Statistical-based Approach for Indonesian Complex Factoid Question Decomposition

This research has proposed a method to decompose complex factoid question into several independent questions. The method comprises four stages: (1) classifying input question into several categories such as sub-question, coordination, exemplification, or double question, (2) generating all possible question boundary candidates, (3) selecting the best question boundary, and (4) performing the question decomposition rule using the best question boundary. This study compared several machine learning algorithms in the first stage (complex factoid question classification) and third stage (question decomposition boundary selection).

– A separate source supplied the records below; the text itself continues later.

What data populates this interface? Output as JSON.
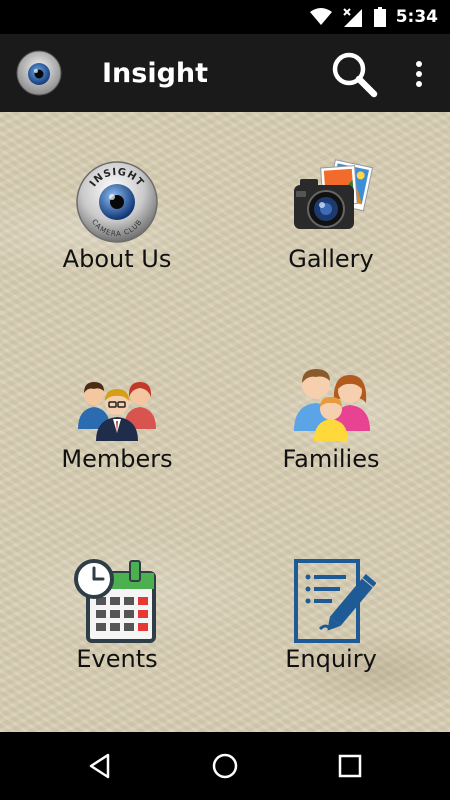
{
  "status_bar": {
    "time": "5:34",
    "icons": [
      "wifi-icon",
      "cellular-no-signal-icon",
      "battery-icon"
    ]
  },
  "app_bar": {
    "title": "Insight",
    "logo_text": "INSIGHT",
    "logo_subtext": "CAMERA CLUB",
    "actions": [
      "search-icon",
      "overflow-menu-icon"
    ]
  },
  "menu": {
    "about": {
      "label": "About Us",
      "icon": "insight-logo-icon"
    },
    "gallery": {
      "label": "Gallery",
      "icon": "camera-photos-icon"
    },
    "members": {
      "label": "Members",
      "icon": "group-people-icon"
    },
    "families": {
      "label": "Families",
      "icon": "family-icon"
    },
    "events": {
      "label": "Events",
      "icon": "calendar-clock-icon"
    },
    "enquiry": {
      "label": "Enquiry",
      "icon": "form-pen-icon"
    }
  },
  "nav_bar": {
    "buttons": [
      "back-icon",
      "home-icon",
      "recents-icon"
    ]
  },
  "colors": {
    "app_bar": "#1a1a1a",
    "background": "#d9cfb4",
    "enquiry_blue": "#1d5a96",
    "calendar_green": "#4caf50"
  }
}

The features used in the classification are specific word lists with its related information including the syntactic features of POS (Part of Speech) tag. For the experiments, we annotated 916 sentences for training data and 226 sentences for testing data. The perplexity of the annotated corpus achieved 1.000586 with 307 Out of Vocabulary (OOV). The complex factoid question classification accuracy reached 93.8% with Random Forest algorithm. The question decomposition boundary selection accuracy achieved 93.80% for sub-question (using Random Forest algorithm), 86.11% for double question (using Random Forest algorithm), 88.23% for coordination (using SMO), and 60.87% for exemplification (using kNN, NB, and RF). A revision rule was provided for the question decomposition boundary selection that improved the accuracy into 97.22% for double question, 94.11% for coordination, and 65.21% for exemplification.